— Ты куда? — строго крикнула мать.
Он молча показал на девчонку. Губы его кривились, дрожали. Вот заплачет.
— Не давай! Их много нынче развелось. Всех не накормишь.
Голе-Мохтар вздохнула, ушла, волоча босые ноги по весенней грязи. И где-то уже на улице зазвенел ее дивный голос:
— Пода-а-ай-те-е…
Все-таки, улучив миг, когда мать отвернулась, Омар схватил горячую лепешку, сунул ее за пазуху и выскочил на улицу. Голе-Мохтар испугалась. Чего хочет от нее ошалелый мальчишка с дикими зелеными глазами? Не дай бог, суму отберет. Не отберет — изобьет ни за что. Она схватилась за тощую переметную суму, перекинутую через плечо, и как-то боком, в страхе оглядываясь, поплелась прочь.
Что с нею стряслось? Куда девались ее родные? Бог весть. Губы из алых превратились в сине-лиловые. И в глазах, когда-то веселых и жгучих, угнездилась, видно навсегда, глухая печаль.
Хлеб жег Омару грудь. Он сунул руку за пазуху. И не решился. Нет! Его остановила робость. Будто он хотел совершить у всех на глазах нечто постыдное. Снисходительно вынуть хлеб из-за пазухи и протянуть… Кому? Ей! Это немыслимо. Кощунство. Омар никогда больше не видел, зато запомнил ее на всю жизнь. Так она, жизнь, мало-помалу оборачивалась к нему изнанкой. Возвращаясь в слезах домой, он отдал лепешку другой нищенке, дряхлой старухе.
***
Да, нищих много развелось в Нишапуре. Сюда стекались толпы беженцев из Мерва, Балха, Бухары — из родных мест их погнали невесть куда бесконечные смуты, налеты и передвижения караханидских и сельджукских войск. Не всем удалось уйти с деньгами и припасами.

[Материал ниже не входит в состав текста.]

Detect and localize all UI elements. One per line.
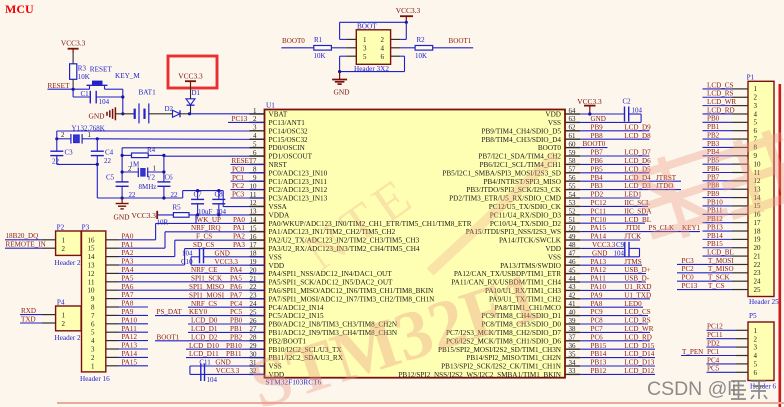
svg-text:JTMS: JTMS (624, 258, 641, 266)
wire/net labels pin 56 (580, 174, 681, 182)
svg-text:LCD_D14: LCD_D14 (624, 350, 654, 358)
svg-text:P5: P5 (749, 312, 757, 320)
svg-text:PS_DAT: PS_DAT (157, 308, 183, 316)
svg-text:3: 3 (363, 45, 367, 53)
svg-text:PC7: PC7 (591, 325, 604, 333)
svg-text:PA14: PA14 (591, 233, 607, 241)
svg-text:C4: C4 (105, 149, 114, 157)
svg-text:VDD: VDD (545, 111, 561, 119)
svg-text:PB0: PB0 (230, 317, 243, 325)
svg-text:PC2/ADC123_IN12: PC2/ADC123_IN12 (269, 186, 328, 194)
svg-text:LCD_D8: LCD_D8 (624, 132, 651, 140)
svg-text:PB10: PB10 (226, 342, 242, 350)
wire/net labels pin 30 (186, 350, 265, 358)
svg-text:VCC3.3: VCC3.3 (577, 97, 602, 106)
battery BAT1 (135, 89, 156, 124)
wire/net labels pin 55 (580, 182, 681, 190)
svg-text:21: 21 (754, 252, 762, 260)
svg-text:VBAT: VBAT (269, 111, 288, 119)
svg-text:PB8: PB8 (591, 132, 604, 140)
svg-text:1: 1 (754, 85, 758, 93)
wire crystal gnd drop (96, 164, 98, 198)
svg-text:PA0: PA0 (122, 232, 134, 240)
svg-text:PC3: PC3 (232, 191, 245, 199)
wire/net labels pin 44 (580, 275, 649, 283)
svg-text:5: 5 (754, 361, 758, 369)
svg-text:PC4/ADC12_IN14: PC4/ADC12_IN14 (269, 304, 325, 312)
svg-text:9: 9 (91, 295, 95, 303)
node C7 bottom (196, 213, 199, 216)
svg-text:USB_D-: USB_D- (624, 275, 649, 283)
svg-text:GND: GND (89, 111, 106, 120)
svg-text:T_CS: T_CS (708, 282, 725, 290)
wire VCC3.3 to D1 (190, 86, 192, 99)
svg-text:VSSA: VSSA (269, 203, 288, 211)
svg-text:PA5: PA5 (122, 274, 134, 282)
net label BOOT1 (449, 37, 472, 45)
svg-text:PA3: PA3 (233, 241, 245, 249)
svg-text:PB3: PB3 (707, 140, 720, 148)
svg-text:C11: C11 (199, 359, 211, 367)
wire RXD (20, 307, 56, 315)
svg-text:PC0/ADC123_IN10: PC0/ADC123_IN10 (269, 169, 328, 177)
wire pin 64 VDD (580, 112, 624, 115)
svg-text:PB1: PB1 (230, 325, 243, 333)
svg-text:P2: P2 (57, 224, 65, 232)
svg-text:PA0: PA0 (233, 216, 245, 224)
svg-text:T_MISO: T_MISO (708, 265, 734, 273)
svg-text:R1: R1 (314, 36, 323, 44)
node C8 bottom (217, 213, 220, 216)
svg-text:LED1: LED1 (624, 191, 642, 199)
wire Y2 pin1 (148, 171, 164, 173)
pin names right column (398, 111, 561, 379)
svg-text:PA8: PA8 (122, 300, 134, 308)
header P3 (Header 16) (80, 224, 110, 384)
node C7 top (196, 189, 199, 192)
svg-text:P1: P1 (747, 73, 755, 81)
wire WK_UP to pin 14 (156, 222, 265, 224)
svg-text:PC14/OSC32: PC14/OSC32 (269, 127, 309, 135)
wire RESET node down to C1 (73, 89, 90, 97)
svg-text:NRF_CS: NRF_CS (191, 300, 217, 308)
svg-text:PA6: PA6 (122, 283, 134, 291)
svg-text:PA14: PA14 (122, 350, 138, 358)
node Y2 left (121, 170, 124, 173)
svg-text:24: 24 (754, 277, 762, 285)
capacitor C3 (50, 139, 73, 166)
svg-text:LED0: LED0 (624, 300, 642, 308)
wire/net labels pin 22 (189, 283, 242, 291)
wire Y1 pin1 to node (82, 138, 98, 140)
power port VCC3.3 (battery diode) (178, 71, 203, 86)
svg-text:11: 11 (88, 278, 95, 286)
wire GND to battery (115, 113, 134, 115)
svg-text:PA5/SPI1_SCK/ADC12_IN5/DAC2_OU: PA5/SPI1_SCK/ADC12_IN5/DAC2_OUT (269, 279, 394, 287)
power port VCC3.3 (BOOT) (396, 6, 421, 24)
svg-text:REMOTE_IN: REMOTE_IN (6, 241, 46, 249)
svg-text:VCC3.3: VCC3.3 (132, 211, 157, 220)
wire/net labels pin 41 (580, 300, 643, 308)
wire/net labels pin 21 (191, 275, 242, 283)
svg-text:C6: C6 (165, 174, 174, 182)
wire/net labels pin 54 (580, 191, 642, 199)
capacitor C7 (191, 191, 212, 217)
svg-text:104: 104 (182, 249, 193, 257)
svg-text:104: 104 (207, 376, 218, 384)
svg-text:LCD_RS: LCD_RS (707, 90, 733, 98)
svg-text:LCD_D0: LCD_D0 (191, 317, 218, 325)
wire VSSA to pin 12 (223, 206, 264, 208)
svg-text:2: 2 (62, 320, 66, 328)
svg-text:9: 9 (754, 152, 758, 160)
wire/net labels pin 23 (189, 291, 242, 299)
wire C9 hook to pin 47 GND (580, 248, 639, 257)
wire switch to GND riser (110, 89, 123, 114)
wire/net labels pin 20 (191, 266, 242, 274)
wire Y1 pin2 to node (57, 138, 72, 140)
svg-text:PB14/SPI2_MISO/TIM1_CH2N: PB14/SPI2_MISO/TIM1_CH2N (466, 354, 561, 362)
svg-text:PC1: PC1 (707, 348, 720, 356)
wire TXD (20, 315, 56, 323)
svg-text:GND: GND (592, 249, 607, 257)
svg-text:PB13: PB13 (591, 359, 607, 367)
wire/net labels pin 62 (580, 123, 651, 131)
capacitor C6 (157, 174, 178, 200)
svg-text:22: 22 (104, 157, 112, 165)
header P5 (Header 6) (748, 312, 777, 391)
svg-text:GND: GND (215, 249, 230, 257)
wire OSC32 out to pin 4 (97, 138, 264, 141)
svg-text:PD2: PD2 (591, 191, 604, 199)
svg-text:PA15: PA15 (591, 224, 607, 232)
svg-text:LCD_RD: LCD_RD (624, 333, 652, 341)
wire C1 to GND riser (96, 96, 123, 98)
capacitor C11 (190, 359, 265, 384)
svg-text:Header 2: Header 2 (55, 334, 82, 342)
wire BOOT pin6 return (338, 56, 405, 73)
node Y1 right (96, 137, 99, 140)
svg-text:LCD_D9: LCD_D9 (624, 123, 651, 131)
svg-text:VDDA: VDDA (269, 211, 291, 219)
watermark diagonal STM32F1 (241, 258, 550, 407)
svg-text:Y2: Y2 (147, 174, 156, 182)
svg-text:PD2: PD2 (707, 340, 720, 348)
svg-text:PA9: PA9 (591, 291, 603, 299)
svg-text:PB5: PB5 (591, 165, 604, 173)
svg-text:PB9/TIM4_CH4/SDIO_D5: PB9/TIM4_CH4/SDIO_D5 (482, 127, 562, 135)
svg-text:GND: GND (114, 213, 131, 222)
wire/net labels pin 58 (580, 157, 651, 165)
svg-text:PA12: PA12 (591, 266, 607, 274)
header P2 (55, 224, 82, 268)
svg-text:22: 22 (754, 261, 762, 269)
svg-text:LCD_D7: LCD_D7 (624, 149, 651, 157)
node RESET junction (72, 88, 75, 91)
svg-text:5: 5 (754, 119, 758, 127)
svg-text:Header 16: Header 16 (80, 375, 110, 383)
wire/net labels pin 57 (580, 165, 651, 173)
sheet border right (778, 84, 781, 407)
svg-text:PC12: PC12 (591, 199, 607, 207)
svg-text:BOOT0: BOOT0 (583, 140, 606, 148)
header P1 pin numbers (754, 85, 762, 294)
ground (crystal) (114, 196, 131, 221)
svg-text:LCD_D10: LCD_D10 (189, 342, 219, 350)
ground (battery rail) (89, 107, 116, 120)
svg-text:2: 2 (61, 132, 65, 139)
node Y1 left (55, 137, 58, 140)
svg-text:PA14/JTCK/SWCLK: PA14/JTCK/SWCLK (499, 237, 562, 245)
svg-text:PA2: PA2 (233, 233, 245, 241)
pin names left column (269, 111, 472, 379)
svg-text:5: 5 (91, 329, 95, 337)
svg-text:13: 13 (88, 262, 96, 270)
svg-text:104: 104 (632, 107, 643, 115)
resistor R1 (314, 36, 357, 60)
svg-text:LCD_CS: LCD_CS (624, 308, 650, 316)
svg-text:LCD_D13: LCD_D13 (624, 359, 654, 367)
wire SD_CS to pin 17 (185, 249, 265, 265)
wire/net labels pin 46 (580, 258, 642, 266)
svg-text:PC1: PC1 (232, 174, 245, 182)
node C8 top (217, 189, 220, 192)
wire/net labels pin 59 (580, 149, 651, 157)
svg-text:10K: 10K (415, 52, 427, 60)
svg-text:VSS: VSS (548, 119, 561, 127)
svg-text:LCD_RS: LCD_RS (624, 317, 650, 325)
wire/net labels pin 14 (197, 216, 246, 224)
svg-text:PC9: PC9 (591, 308, 604, 316)
wire BOOT0 (281, 47, 313, 49)
svg-text:U1_RXD: U1_RXD (624, 283, 651, 291)
svg-text:LCD_WR: LCD_WR (707, 98, 736, 106)
wire C2 hook to pin 63 GND (580, 114, 641, 123)
svg-text:1: 1 (363, 36, 367, 44)
svg-text:2: 2 (754, 94, 758, 102)
svg-text:BAT1: BAT1 (139, 89, 157, 97)
svg-text:PB10: PB10 (707, 198, 723, 206)
svg-text:T_SCK: T_SCK (708, 274, 731, 282)
svg-text:LCD_D1: LCD_D1 (191, 325, 218, 333)
svg-text:LCD_D2: LCD_D2 (191, 333, 218, 341)
svg-text:PA2: PA2 (122, 249, 134, 257)
svg-text:6: 6 (754, 369, 758, 377)
svg-text:LCD_RD: LCD_RD (707, 106, 735, 114)
svg-text:PC5/ADC12_IN15: PC5/ADC12_IN15 (269, 312, 325, 320)
svg-text:PA1: PA1 (122, 241, 134, 249)
svg-text:C3: C3 (65, 149, 74, 157)
wire riser P3 PA0 (155, 223, 157, 239)
svg-text:PB15: PB15 (591, 342, 607, 350)
svg-text:3: 3 (754, 102, 758, 110)
svg-text:104: 104 (614, 249, 625, 257)
wire/net labels pin 27 (188, 325, 265, 333)
wire BOOT pin2 riser (391, 22, 407, 39)
svg-text:VSS: VSS (269, 253, 282, 261)
svg-text:PB6: PB6 (591, 157, 604, 165)
wire/net labels pin 2 (228, 115, 265, 123)
svg-text:VCC3.3: VCC3.3 (592, 241, 616, 249)
svg-text:R3: R3 (78, 65, 87, 73)
wire gnd rail (crystal) (97, 191, 223, 207)
svg-text:PC13: PC13 (682, 282, 698, 290)
wire/net labels pin 11 (231, 191, 265, 199)
svg-text:C5: C5 (106, 174, 115, 182)
svg-text:GND: GND (334, 88, 351, 97)
svg-text:BOOT: BOOT (357, 23, 377, 31)
svg-text:PC4: PC4 (707, 356, 720, 364)
wire Y2 pin2 (122, 171, 138, 173)
svg-text:GND: GND (591, 115, 606, 123)
svg-text:8: 8 (91, 304, 95, 312)
svg-text:Header 25: Header 25 (749, 298, 779, 306)
svg-text:KEY0: KEY0 (189, 308, 208, 316)
svg-text:17: 17 (754, 219, 762, 227)
svg-text:PC6: PC6 (591, 333, 604, 341)
wire/net labels pin 8 (231, 165, 265, 173)
svg-text:VCC3.3: VCC3.3 (178, 71, 203, 80)
svg-text:PA12: PA12 (122, 333, 138, 341)
wire/net labels pin 53 (580, 199, 650, 207)
svg-text:6: 6 (381, 53, 385, 61)
IC U1 STM32F103RCT6 body (265, 102, 566, 387)
svg-text:BOOT0: BOOT0 (282, 37, 305, 45)
svg-text:PA6/SPI1_MISO/ADC12_IN6/TIM3_C: PA6/SPI1_MISO/ADC12_IN6/TIM3_CH1/TIM8_BK… (269, 287, 434, 295)
svg-text:3: 3 (91, 346, 95, 354)
svg-text:4: 4 (381, 45, 385, 53)
svg-text:1: 1 (62, 237, 66, 245)
svg-text:LCD_CS: LCD_CS (707, 81, 733, 89)
svg-text:18B20_DQ: 18B20_DQ (6, 232, 39, 240)
wire/net labels pin 36 (580, 342, 655, 350)
svg-text:PC15/OSC32: PC15/OSC32 (269, 136, 309, 144)
svg-text:Header 2: Header 2 (55, 259, 82, 267)
net label BOOT0 (282, 37, 305, 45)
watermark diagonal fragment 2 (294, 165, 427, 282)
node switch/C1 to battery rail junction (121, 112, 124, 115)
wire/net labels pin 49 (580, 233, 642, 241)
svg-text:PA7: PA7 (122, 291, 134, 299)
svg-text:U1: U1 (266, 102, 275, 110)
svg-text:PC3: PC3 (682, 257, 695, 265)
watermark diagonal stroke (430, 155, 556, 272)
svg-text:PC0: PC0 (232, 165, 245, 173)
svg-text:PB4: PB4 (591, 174, 604, 182)
svg-text:PB14: PB14 (707, 232, 723, 240)
wire/net labels pin 9 (231, 174, 265, 182)
svg-text:PB7: PB7 (591, 149, 604, 157)
svg-text:PC5: PC5 (230, 308, 243, 316)
svg-text:22: 22 (171, 191, 179, 199)
wire/net labels pin 60 (580, 140, 607, 148)
header P1 wires 22-25 (touch SPI) (677, 257, 748, 290)
svg-text:PB0: PB0 (707, 115, 720, 123)
wire C3-C4 common (57, 163, 98, 165)
svg-text:PA11: PA11 (122, 325, 138, 333)
svg-text:7: 7 (91, 312, 95, 320)
svg-text:PC13/ANT1: PC13/ANT1 (269, 119, 306, 127)
wire BOOT pin1 riser to VCC (340, 22, 407, 39)
svg-text:VDD: VDD (269, 262, 285, 270)
wire/net labels pin 51 (580, 216, 651, 224)
capacitor C9 (580, 241, 629, 257)
svg-text:2: 2 (754, 335, 758, 343)
wire WK_UP jog (195, 215, 197, 224)
svg-text:D1: D1 (192, 89, 201, 97)
wire/net labels pin 26 (188, 317, 265, 325)
svg-text:PA8: PA8 (591, 300, 603, 308)
wire/net labels pin 35 (580, 350, 655, 358)
svg-text:LCD_D11: LCD_D11 (189, 350, 219, 358)
svg-text:PB15: PB15 (707, 240, 723, 248)
svg-text:NRST: NRST (269, 161, 288, 169)
svg-text:PA15: PA15 (122, 358, 138, 366)
svg-text:PB3: PB3 (591, 182, 604, 190)
watermark CSDN (647, 378, 767, 400)
node C4 bottom (96, 163, 99, 166)
capacitor C5 (106, 174, 136, 200)
svg-text:PB8/TIM4_CH3/SDIO_D4: PB8/TIM4_CH3/SDIO_D4 (482, 136, 562, 144)
svg-text:PB2: PB2 (707, 131, 720, 139)
svg-text:PB13/SPI2_SCK/I2S2_CK/TIM1_CH1: PB13/SPI2_SCK/I2S2_CK/TIM1_CH1N (441, 363, 562, 371)
svg-text:VCC3.3: VCC3.3 (396, 6, 421, 15)
power port VCC3.3 (R5) (132, 211, 158, 220)
svg-text:JTCK: JTCK (624, 233, 642, 241)
wire/net labels pin 40 (580, 308, 650, 316)
svg-text:NRF_IRQ: NRF_IRQ (191, 224, 221, 232)
diode D1 (186, 89, 201, 114)
wire/net labels pin 45 (580, 266, 650, 274)
svg-text:C9: C9 (616, 241, 625, 249)
wire BOOT pin4 to R2 (391, 47, 416, 49)
svg-text:4: 4 (91, 337, 95, 345)
svg-text:P3: P3 (82, 224, 90, 232)
svg-text:R5: R5 (173, 204, 182, 212)
capacitor C2 (623, 98, 643, 122)
svg-text:PB9: PB9 (591, 123, 604, 131)
svg-text:PD1/OSCOUT: PD1/OSCOUT (269, 153, 313, 161)
diode D2 (165, 105, 181, 117)
svg-text:PB13: PB13 (707, 223, 723, 231)
wire/net labels pin 25 (155, 308, 265, 316)
wire/net labels pin 50 (580, 224, 700, 232)
node VBAT junction (188, 112, 191, 115)
svg-text:JTDI: JTDI (626, 224, 641, 232)
svg-text:PB9: PB9 (707, 190, 720, 198)
header P4 (55, 299, 82, 343)
svg-text:RESET: RESET (90, 66, 113, 74)
wire/net labels pin 16 (196, 233, 245, 241)
wire/net labels pin 42 (580, 291, 651, 299)
svg-text:PC10/U4_TX/SDIO_D2: PC10/U4_TX/SDIO_D2 (490, 220, 561, 228)
svg-text:LCD_D6: LCD_D6 (624, 157, 651, 165)
svg-text:15: 15 (88, 245, 96, 253)
wire/net labels pin 37 (580, 333, 652, 341)
capacitor C1 (81, 90, 110, 106)
svg-text:PB11: PB11 (226, 350, 242, 358)
svg-text:BOOT0: BOOT0 (538, 144, 562, 152)
svg-text:BOOT1: BOOT1 (449, 37, 472, 45)
svg-text:23: 23 (754, 269, 762, 277)
svg-text:5: 5 (363, 53, 367, 61)
wire BOOT pin5 to GND (340, 56, 357, 71)
svg-text:14: 14 (88, 253, 96, 261)
wire/net labels pin 33 (580, 367, 655, 375)
svg-text:PA13: PA13 (591, 258, 607, 266)
ground (BOOT) (332, 72, 350, 97)
svg-text:PC5: PC5 (707, 365, 720, 373)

— Сейчас все в цепе, — сказала мать Омару. — Иди на базар молоком торговать. Оно у нас в избытке.
— Я? — изумился Омар. — Торговать? — И запальчиво:- Из дому убегу!
Она побоялась настаивать. И вправду убежит! Такой уж характер.
На базаре проходу не стало от юрких воришек, от шаек нудных попрошаек. Однажды, в начале лета, слоняясь между рядами, Омар услыхал тонкий певучий голос:
— Я не хочу ворувать! Зачем ворувать? Если вы подадиче…
Странный выговор. «Подадиче»? Где уж, родной! Его отогнали, как муху. А «ворувать» он, видно, и впрямь не хотел. Или не умел. Сутулясь и шаркая большими ногами, бедняга отступил в сторонку, устало присел у воды под ивой.
Лет тридцать ему, тридцать пять. Острые плечи, острый кадык. И столь жалостно, столь уныло мигал он рыжими глазами, что Омар чуть не заплакал. Уж такой это был бесприютный, беспомощный, всем чужой человек…
На монетку, полученную утром от Ибрахима, он купил толстую лепешку, горстку спелых вишен — и, краснея, предложил их беженцу. Тот удивленно и недоверчиво, боясь подвоха, взглянул на него, взял, тоже стесняясь, подачку и начал есть, молча, бережно, не торопясь.